A question that plagues my waking hours at this time is that of authenticity. Within the Aristotelian framework for virtue, to be virtuous is to have your reason disposed towards the kalon (fine), and for your passions to be in harmony with this disposition.
Further, within this framework, it is the case that to ‘become’ virtuous requires a sort of ‘fake it till you make it’ attitude. That to become virtuous one begins by emulating virtue, analogous to pursuing a craft- in this regard virtue is a craft (tekne).
But what if reason tells you that to deceive yourself is vice? I cannot but be confident of an awareness of that which is the moral action to take, and this appears to be an orientation towards the kalon; and yet reason asks of me that I do otherwise.
I am left in a predicament- that either I do that which is kalon, pretending that I do it for the sake of the kalon, and yet with full knowledge that I would prefer to do otherwise; OR, that I act viciously, but do something beneficial.
Deception cannot be virtuous for it admits of an inadequacy of my own self, and yet to ‘without’ being deceptive to act in a manner that ‘feels’ appropriate is to indulge in what I am confident is vicious.
How does one reach a reconciliation in a scenario such? It is the reason of the psuche that itself appears to be at odds with itself.
To act virtuously is in such a regard seemingly impossible. Is it virtuous to be yourself or is it virtuous to pretend to be something you are not?
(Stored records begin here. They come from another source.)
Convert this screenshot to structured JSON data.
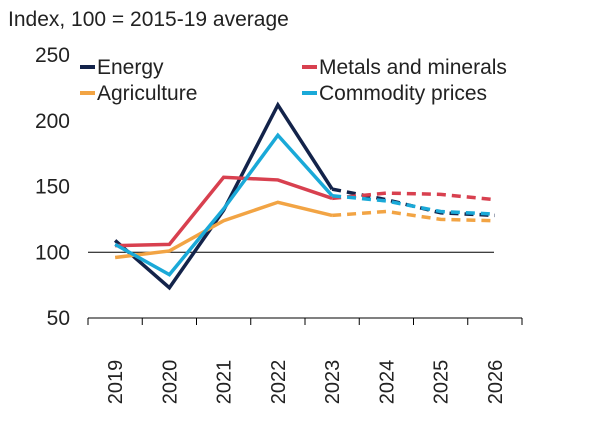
{
  "chart_data": {
    "type": "line",
    "ylabel": "Index, 100 = 2015-19 average",
    "ylim": [
      50,
      250
    ],
    "yticks": [
      50,
      100,
      150,
      200,
      250
    ],
    "reference_line": 100,
    "categories": [
      "2019",
      "2020",
      "2021",
      "2022",
      "2023",
      "2024",
      "2025",
      "2026"
    ],
    "actual_through": "2023",
    "forecast_style": "dashed",
    "legend_position": "top",
    "series": [
      {
        "name": "Energy",
        "color": "#13234a",
        "values": [
          109,
          73,
          132,
          212,
          148,
          140,
          130,
          128
        ]
      },
      {
        "name": "Metals and minerals",
        "color": "#d8404f",
        "values": [
          105,
          106,
          157,
          155,
          141,
          145,
          144,
          140
        ]
      },
      {
        "name": "Agriculture",
        "color": "#f2a444",
        "values": [
          96,
          101,
          124,
          138,
          128,
          131,
          125,
          124
        ]
      },
      {
        "name": "Commodity prices",
        "color": "#1aa9d8",
        "values": [
          106,
          83,
          133,
          189,
          143,
          139,
          131,
          129
        ]
      }
    ]
  }
}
Perhaps it is the case that what I feel is correct is to give in to my ‘appetites’, on the contrary, since I cannot decide for certain what is correct and only through reference to that external to me which I take to be instances of virtue that I seem to define what is to be classified as virtue.
And yet how am I capable of possessing a disposition to the kalon if it happens to be that I can do this only through a priori knowledge of its?
This reasoning appears circular, it implies that to be virtuous, I must first know virtue. But had I known virtue, why would I need to ‘become’ virtuous? And if virtue is foreign to me, how do I acquire it?